We compared the following estimators of H2, with and without inclusion of outlier CPPs in the data:
ANOVA on CPPs/PPs;
POUMM/PMM on the whole tree (including tips belonging to CPPs);
POUMM/PMM on the tree obtained after dropping tips belonging to CPPs;
The results from these analyses are written in table 4. Excluding outlier CPPs, ANOVA-CPP (222 patients) reported lg(spVL)-heritability estimates of 0.31, 95% CI [0.19, 0.43]. POUMM (8,473 patients) reported agreeing estimates of 0.25, 95% CI [0.16, 0.36] and 0.22, CI [0.13, 0.35] upon omitting all 222 patients belonging to CPPs. The slightly lower POUMM estimates could be explained by errors in the transmission tree, which are not present in CPPs. These results show first, that ANOVA-CPP and POUMM agree on disjoint subsets of the UK data and, second, that POUMM provides an alternative to resemblance-based methods in the absence of early-diagnosed cases.
Figure 6 compares these estimates to previous lg(spVL) studies using phylogenetic and known transmission-pairs data. In agreement with the toy-model simulations, estimates of H2 using PMM or other phylogenetic methods (i.e. Blomberg’s K and Pagel’s λ) are notably lower than all other estimates, suggesting that these phylogenetic comparative methods underestimate H2; resemblance-based estimates are down-biased by measurement delays (compare early vs late on fig. 6).
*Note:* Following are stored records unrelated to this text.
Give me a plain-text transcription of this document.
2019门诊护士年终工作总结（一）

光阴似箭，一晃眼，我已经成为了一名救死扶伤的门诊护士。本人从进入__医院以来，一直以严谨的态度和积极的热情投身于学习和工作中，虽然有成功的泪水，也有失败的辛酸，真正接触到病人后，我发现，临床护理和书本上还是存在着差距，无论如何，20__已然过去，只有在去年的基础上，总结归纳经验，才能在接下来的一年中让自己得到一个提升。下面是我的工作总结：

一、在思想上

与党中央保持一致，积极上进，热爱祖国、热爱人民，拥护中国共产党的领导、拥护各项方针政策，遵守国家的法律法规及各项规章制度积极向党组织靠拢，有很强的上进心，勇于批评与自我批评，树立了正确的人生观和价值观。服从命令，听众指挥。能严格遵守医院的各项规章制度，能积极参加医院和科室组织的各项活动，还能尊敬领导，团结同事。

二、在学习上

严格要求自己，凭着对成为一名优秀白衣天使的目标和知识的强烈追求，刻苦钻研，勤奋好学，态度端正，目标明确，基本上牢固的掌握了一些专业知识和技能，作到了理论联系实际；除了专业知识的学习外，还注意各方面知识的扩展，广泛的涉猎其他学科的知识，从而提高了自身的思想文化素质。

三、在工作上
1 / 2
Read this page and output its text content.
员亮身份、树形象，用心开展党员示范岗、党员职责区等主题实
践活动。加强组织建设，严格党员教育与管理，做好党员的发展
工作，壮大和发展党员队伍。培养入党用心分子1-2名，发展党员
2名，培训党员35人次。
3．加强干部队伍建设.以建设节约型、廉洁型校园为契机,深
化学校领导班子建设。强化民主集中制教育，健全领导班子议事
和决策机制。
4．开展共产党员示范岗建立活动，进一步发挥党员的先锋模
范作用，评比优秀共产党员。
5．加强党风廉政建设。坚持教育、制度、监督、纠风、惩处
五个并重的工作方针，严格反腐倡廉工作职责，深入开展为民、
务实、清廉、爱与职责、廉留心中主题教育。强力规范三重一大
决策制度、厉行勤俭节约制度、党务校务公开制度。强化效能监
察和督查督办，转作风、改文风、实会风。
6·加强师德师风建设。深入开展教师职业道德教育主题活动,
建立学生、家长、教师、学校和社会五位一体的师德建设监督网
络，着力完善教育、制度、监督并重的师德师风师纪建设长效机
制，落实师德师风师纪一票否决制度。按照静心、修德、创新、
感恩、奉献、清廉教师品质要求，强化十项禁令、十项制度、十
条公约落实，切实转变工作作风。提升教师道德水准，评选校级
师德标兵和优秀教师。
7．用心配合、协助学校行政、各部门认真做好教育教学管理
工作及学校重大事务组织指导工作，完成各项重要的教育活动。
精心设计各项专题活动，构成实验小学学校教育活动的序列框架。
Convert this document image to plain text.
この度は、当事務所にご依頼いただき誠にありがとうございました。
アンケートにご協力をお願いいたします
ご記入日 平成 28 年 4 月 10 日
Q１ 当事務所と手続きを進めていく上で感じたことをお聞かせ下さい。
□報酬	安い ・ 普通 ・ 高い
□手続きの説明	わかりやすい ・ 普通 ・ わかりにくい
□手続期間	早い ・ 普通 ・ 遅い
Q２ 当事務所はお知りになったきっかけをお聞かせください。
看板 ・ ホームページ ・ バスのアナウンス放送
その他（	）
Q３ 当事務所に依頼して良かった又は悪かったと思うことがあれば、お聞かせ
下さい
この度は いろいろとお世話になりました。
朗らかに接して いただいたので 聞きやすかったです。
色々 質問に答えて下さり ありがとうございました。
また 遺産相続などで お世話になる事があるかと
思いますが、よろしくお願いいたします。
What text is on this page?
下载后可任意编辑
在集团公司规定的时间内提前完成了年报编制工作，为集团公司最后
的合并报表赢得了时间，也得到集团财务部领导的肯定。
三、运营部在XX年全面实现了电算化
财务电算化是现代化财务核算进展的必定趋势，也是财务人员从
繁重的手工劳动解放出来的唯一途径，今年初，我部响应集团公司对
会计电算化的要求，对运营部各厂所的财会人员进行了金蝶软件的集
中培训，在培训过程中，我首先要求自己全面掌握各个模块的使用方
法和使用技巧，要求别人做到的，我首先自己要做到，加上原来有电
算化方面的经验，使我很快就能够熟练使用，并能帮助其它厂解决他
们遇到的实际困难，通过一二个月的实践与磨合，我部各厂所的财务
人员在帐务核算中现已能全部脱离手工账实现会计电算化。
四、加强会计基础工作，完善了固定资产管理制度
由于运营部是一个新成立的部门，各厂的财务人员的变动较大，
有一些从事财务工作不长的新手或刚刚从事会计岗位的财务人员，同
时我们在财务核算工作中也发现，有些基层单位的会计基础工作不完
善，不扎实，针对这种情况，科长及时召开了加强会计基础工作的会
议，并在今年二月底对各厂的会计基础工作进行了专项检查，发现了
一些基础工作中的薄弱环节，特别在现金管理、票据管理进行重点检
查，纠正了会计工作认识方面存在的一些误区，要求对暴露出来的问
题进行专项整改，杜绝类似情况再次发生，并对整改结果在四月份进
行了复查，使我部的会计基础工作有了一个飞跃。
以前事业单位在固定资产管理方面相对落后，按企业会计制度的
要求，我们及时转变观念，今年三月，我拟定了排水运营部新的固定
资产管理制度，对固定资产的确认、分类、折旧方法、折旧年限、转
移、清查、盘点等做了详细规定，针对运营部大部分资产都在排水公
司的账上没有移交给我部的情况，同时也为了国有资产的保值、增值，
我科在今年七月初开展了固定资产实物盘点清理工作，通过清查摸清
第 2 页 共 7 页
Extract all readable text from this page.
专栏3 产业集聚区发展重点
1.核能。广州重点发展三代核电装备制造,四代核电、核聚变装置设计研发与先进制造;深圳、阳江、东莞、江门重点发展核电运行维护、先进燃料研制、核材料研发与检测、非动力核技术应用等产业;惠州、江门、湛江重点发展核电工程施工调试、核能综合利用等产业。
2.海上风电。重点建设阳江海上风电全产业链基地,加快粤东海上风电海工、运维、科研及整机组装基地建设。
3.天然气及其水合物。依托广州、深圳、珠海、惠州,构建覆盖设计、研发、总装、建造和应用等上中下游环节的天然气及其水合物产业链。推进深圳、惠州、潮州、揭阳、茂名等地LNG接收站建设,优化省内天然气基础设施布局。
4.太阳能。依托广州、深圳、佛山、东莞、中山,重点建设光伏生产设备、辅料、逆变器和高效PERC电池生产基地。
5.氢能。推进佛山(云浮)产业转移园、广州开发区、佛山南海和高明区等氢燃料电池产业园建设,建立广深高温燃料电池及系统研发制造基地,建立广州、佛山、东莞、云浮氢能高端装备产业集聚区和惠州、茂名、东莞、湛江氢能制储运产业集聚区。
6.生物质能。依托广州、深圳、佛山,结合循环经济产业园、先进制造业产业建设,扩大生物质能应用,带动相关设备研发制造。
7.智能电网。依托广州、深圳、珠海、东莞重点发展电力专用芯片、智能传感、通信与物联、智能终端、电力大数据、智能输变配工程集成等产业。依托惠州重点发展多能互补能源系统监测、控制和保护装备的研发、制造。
In summary, POUMM and ANOVA-CPP yield agreeing estimates for H2 in the UK data and these estimates agree with DR-based estimates in datasets with short measurement delay (different African countries and the Netherlands). Similar to the toy-model simulations, we notice a well-pronounced pattern of negative bias for the other estimators, PMM and ANOVA-PP, as well as for the previous DR-studies on data with long measurement delay.
Discussion
Clarifying the terminology and notation
The first task of this study was the transfer of quantitative genetics terminology to the domain of pathogen traits. Due to important lifecycle differences between pathogens and mating organisms, it is essential to disentangle the concepts of relative resemblance and genetic determination. In essence, the estimators of trait resemblance between transmission-related patients, such as DR and ICC, and the phylogenetic heritability, must be regarded as lower bounds for the broad-sense heritability, H2, compromised by partial quasispecies transmission, within-host evolution and various violations of model assumptions (table 3). A few examples from recent studies of HIV demonstrate the need for a careful consideration of these concepts. For example, in (Hodcroft et al., 2014) and (Leventhal and Bonhoeffer, 2016) the authors introduce the PMM/ReML and the DR methods for estimating heritability after a definition of the narrow sense heritability, h2. This can leave a confusing impression that the reported values are estimates of h2 rather than H2, because these methods are popular for estimating narrow-sense heritability for sexual species. As another example, in (Fraser et al., 2014; Shirreff et al., 2013), the authors use the lower-case notation “h2” to denote estimates of H2. In fact, there are historical reasons to associate the symbol “h2” with the regression slope, b (Fraser et al., 2014; Wright, 1934). However, “h2” is the standard symbol for narrow-sense heritability and b is, most of all, a measure of phenotypic resemblance. To avoid confusion, we recommend using the standard symbol “H2” for broad-sense heritability (Hartyl and Clark, 2007; Lynch and Walsh, 1998) and different symbols for its indirect estimators.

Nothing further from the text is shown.